前髪をピンで留めて、剥き出しの額にパタパタとはたかれるファンデーション。
アイブロウで眉を整えた後、閉じた瞼に施されるアイシャドウ。


「ちょっと目を開けて」


言われるがままに目を開けて、柏原さんと一緒に鏡を覗き込んだ。
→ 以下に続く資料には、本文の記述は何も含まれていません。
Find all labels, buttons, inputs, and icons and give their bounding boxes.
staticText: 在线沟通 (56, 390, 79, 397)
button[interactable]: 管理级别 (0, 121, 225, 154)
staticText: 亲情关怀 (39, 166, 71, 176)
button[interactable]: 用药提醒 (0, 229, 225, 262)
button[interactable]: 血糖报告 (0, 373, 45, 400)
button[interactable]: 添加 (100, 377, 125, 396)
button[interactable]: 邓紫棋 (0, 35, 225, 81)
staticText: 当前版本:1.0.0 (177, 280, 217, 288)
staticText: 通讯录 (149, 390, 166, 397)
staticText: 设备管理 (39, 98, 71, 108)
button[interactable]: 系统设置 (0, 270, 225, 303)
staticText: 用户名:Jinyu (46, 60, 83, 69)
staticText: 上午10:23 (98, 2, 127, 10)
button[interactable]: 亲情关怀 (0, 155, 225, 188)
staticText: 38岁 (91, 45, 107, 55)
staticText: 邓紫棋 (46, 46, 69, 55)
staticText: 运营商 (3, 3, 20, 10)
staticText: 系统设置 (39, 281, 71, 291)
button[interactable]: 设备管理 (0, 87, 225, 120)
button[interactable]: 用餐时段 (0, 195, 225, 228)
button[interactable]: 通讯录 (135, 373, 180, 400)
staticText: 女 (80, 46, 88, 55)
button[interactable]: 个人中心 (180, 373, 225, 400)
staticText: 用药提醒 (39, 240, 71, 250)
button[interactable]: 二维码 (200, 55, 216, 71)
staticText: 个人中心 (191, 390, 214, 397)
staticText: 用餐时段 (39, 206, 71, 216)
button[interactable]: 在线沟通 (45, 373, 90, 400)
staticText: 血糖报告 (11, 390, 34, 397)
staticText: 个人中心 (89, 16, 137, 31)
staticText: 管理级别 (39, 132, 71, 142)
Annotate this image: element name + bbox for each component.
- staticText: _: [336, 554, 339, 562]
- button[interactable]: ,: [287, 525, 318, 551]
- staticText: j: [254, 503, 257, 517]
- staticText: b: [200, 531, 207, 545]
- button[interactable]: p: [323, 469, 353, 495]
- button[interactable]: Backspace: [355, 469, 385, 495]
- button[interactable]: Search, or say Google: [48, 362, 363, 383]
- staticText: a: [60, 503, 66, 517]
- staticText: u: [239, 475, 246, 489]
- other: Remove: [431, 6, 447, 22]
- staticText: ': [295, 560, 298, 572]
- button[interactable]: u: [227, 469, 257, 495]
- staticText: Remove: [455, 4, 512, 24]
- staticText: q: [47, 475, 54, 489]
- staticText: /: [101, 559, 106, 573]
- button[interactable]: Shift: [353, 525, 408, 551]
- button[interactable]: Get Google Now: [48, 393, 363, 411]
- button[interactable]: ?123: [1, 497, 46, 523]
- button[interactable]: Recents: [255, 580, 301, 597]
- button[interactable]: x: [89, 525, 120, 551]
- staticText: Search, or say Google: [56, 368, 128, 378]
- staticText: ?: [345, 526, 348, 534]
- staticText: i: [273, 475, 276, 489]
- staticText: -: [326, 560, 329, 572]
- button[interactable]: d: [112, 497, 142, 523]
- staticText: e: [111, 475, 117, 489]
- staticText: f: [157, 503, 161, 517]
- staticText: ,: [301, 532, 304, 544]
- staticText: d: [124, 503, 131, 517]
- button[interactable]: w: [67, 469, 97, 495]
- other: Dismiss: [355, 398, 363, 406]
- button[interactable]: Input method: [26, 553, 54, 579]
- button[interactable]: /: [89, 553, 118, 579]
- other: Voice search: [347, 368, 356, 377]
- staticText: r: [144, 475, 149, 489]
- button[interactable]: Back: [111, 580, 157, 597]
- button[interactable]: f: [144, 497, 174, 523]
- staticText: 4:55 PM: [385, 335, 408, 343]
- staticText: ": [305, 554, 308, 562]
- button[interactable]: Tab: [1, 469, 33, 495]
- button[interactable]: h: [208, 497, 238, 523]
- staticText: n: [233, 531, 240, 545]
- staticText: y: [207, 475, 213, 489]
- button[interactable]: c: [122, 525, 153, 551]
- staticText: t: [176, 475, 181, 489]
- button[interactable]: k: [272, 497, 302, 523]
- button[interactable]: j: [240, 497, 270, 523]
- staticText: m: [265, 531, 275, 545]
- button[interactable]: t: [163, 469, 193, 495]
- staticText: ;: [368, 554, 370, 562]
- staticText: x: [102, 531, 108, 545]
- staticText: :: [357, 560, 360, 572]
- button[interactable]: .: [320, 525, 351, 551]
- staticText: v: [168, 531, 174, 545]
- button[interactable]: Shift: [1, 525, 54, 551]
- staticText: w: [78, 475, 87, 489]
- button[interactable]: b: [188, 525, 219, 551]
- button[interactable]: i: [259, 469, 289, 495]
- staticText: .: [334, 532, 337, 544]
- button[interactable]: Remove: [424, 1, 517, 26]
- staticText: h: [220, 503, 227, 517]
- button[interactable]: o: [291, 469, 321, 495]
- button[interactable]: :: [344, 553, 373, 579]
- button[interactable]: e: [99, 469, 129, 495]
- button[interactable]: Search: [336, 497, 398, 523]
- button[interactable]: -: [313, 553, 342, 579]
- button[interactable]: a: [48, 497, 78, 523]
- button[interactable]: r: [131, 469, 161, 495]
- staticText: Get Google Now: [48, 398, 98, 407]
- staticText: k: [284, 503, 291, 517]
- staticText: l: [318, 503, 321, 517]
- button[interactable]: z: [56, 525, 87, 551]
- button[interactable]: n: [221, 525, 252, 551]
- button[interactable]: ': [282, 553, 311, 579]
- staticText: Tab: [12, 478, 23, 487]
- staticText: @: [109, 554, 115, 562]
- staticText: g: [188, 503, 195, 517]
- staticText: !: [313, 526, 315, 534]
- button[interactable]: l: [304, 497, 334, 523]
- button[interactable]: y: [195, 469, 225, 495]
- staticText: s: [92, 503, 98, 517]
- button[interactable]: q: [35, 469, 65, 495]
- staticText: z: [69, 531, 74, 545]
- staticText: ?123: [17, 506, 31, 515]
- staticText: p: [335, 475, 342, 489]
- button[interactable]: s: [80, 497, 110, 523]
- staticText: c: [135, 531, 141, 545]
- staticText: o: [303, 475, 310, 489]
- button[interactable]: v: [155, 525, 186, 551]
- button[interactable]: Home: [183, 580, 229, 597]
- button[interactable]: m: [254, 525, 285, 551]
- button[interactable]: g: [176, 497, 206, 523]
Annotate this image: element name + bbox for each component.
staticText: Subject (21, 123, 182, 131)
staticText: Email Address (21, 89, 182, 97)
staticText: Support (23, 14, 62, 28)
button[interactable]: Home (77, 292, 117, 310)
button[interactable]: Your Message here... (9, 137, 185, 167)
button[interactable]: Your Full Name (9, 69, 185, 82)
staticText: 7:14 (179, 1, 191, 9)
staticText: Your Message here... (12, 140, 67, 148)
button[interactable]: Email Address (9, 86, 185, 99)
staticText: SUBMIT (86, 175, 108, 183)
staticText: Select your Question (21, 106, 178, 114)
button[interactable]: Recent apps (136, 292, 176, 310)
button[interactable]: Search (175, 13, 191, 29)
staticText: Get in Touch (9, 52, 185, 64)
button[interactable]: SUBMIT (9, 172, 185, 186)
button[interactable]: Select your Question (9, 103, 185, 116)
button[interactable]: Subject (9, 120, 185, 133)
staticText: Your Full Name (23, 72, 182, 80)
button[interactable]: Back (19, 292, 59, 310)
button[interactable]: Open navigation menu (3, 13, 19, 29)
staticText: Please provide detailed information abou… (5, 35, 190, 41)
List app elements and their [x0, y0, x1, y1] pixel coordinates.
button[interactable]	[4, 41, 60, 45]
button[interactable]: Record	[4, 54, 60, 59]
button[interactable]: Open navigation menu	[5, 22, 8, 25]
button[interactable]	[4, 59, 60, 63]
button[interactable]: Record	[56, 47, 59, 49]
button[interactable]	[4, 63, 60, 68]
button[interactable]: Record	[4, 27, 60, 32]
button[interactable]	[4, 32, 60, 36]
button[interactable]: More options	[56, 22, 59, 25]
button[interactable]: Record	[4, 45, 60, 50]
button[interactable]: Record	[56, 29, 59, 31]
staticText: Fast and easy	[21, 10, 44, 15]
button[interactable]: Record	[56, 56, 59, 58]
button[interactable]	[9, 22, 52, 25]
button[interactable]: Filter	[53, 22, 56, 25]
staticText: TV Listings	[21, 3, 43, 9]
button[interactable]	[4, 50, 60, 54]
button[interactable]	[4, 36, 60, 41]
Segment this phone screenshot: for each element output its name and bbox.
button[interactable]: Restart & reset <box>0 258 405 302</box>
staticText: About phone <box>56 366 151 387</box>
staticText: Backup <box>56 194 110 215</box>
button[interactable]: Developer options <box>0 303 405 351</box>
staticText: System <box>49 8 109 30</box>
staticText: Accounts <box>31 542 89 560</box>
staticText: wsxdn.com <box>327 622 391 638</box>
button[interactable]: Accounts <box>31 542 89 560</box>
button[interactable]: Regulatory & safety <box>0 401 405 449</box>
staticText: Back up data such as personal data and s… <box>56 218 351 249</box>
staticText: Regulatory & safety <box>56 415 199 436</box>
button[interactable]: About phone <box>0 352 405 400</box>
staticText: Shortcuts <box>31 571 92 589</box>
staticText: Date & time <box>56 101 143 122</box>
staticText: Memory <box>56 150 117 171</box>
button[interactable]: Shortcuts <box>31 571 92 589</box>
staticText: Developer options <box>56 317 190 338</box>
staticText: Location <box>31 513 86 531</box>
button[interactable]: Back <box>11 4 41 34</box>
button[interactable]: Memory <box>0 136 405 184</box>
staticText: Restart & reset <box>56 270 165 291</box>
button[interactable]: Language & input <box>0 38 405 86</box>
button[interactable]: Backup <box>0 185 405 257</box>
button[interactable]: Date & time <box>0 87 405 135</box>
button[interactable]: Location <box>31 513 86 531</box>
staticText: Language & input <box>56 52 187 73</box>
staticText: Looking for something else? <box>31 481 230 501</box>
そうして、ここまでのメイクの途中経過を確認する。


このドラマの私の役所を考えても、明るい可愛らしいメイクにはならない。
この後はポスター撮影になるから、柏原さんの今日のチョイスは落ち着いたブラウン系のアイシャドウだった。


メイクの出来栄えに満足いったのか、柏原さんは、よしと呟くと、再び私に目を閉じさせる。


今度は指で目元を押さえたり引っ張ったりしながらアイラインを引いて、そしてマスカラを塗り付ける。
ほんのりオレンジのチークを頬骨辺りに塗して、最後にヌードカラーの口紅を引いて、メイクタイムは終わり。


「はい、お疲れ様」


そう言って肩に掛けていたケープを外すと、肩をポンと叩いて合図してくれる。
改めて目を開けて鏡を覗き込むと、完全版『しずか』がそこに佇んでいた。
物静かで『善人』ではない、ちょっとミステリアスな女性。
普段の私とはまるで正反対だけど、見た目だけはそれっぽい。


「ありがとう、柏原さん」


そうお礼を言ってから、私は丸椅子から立ちあがって気持ちを引き締めた。


ドラマの初回放送開始まで、後一ヵ月を切った。
制作発表でのマスコミの反応も上々だったらしく、テレビ情報誌なんかでも新春の注目作品として大きく取り上げられている。


主役二人のメインビジュアルポスターはもうあちこちの媒体で公開されているけれど、この機に更に宣伝強化することになって、私や他の主要キャストも含めた別ビジュアルのポスター撮影を行うことになったのだ。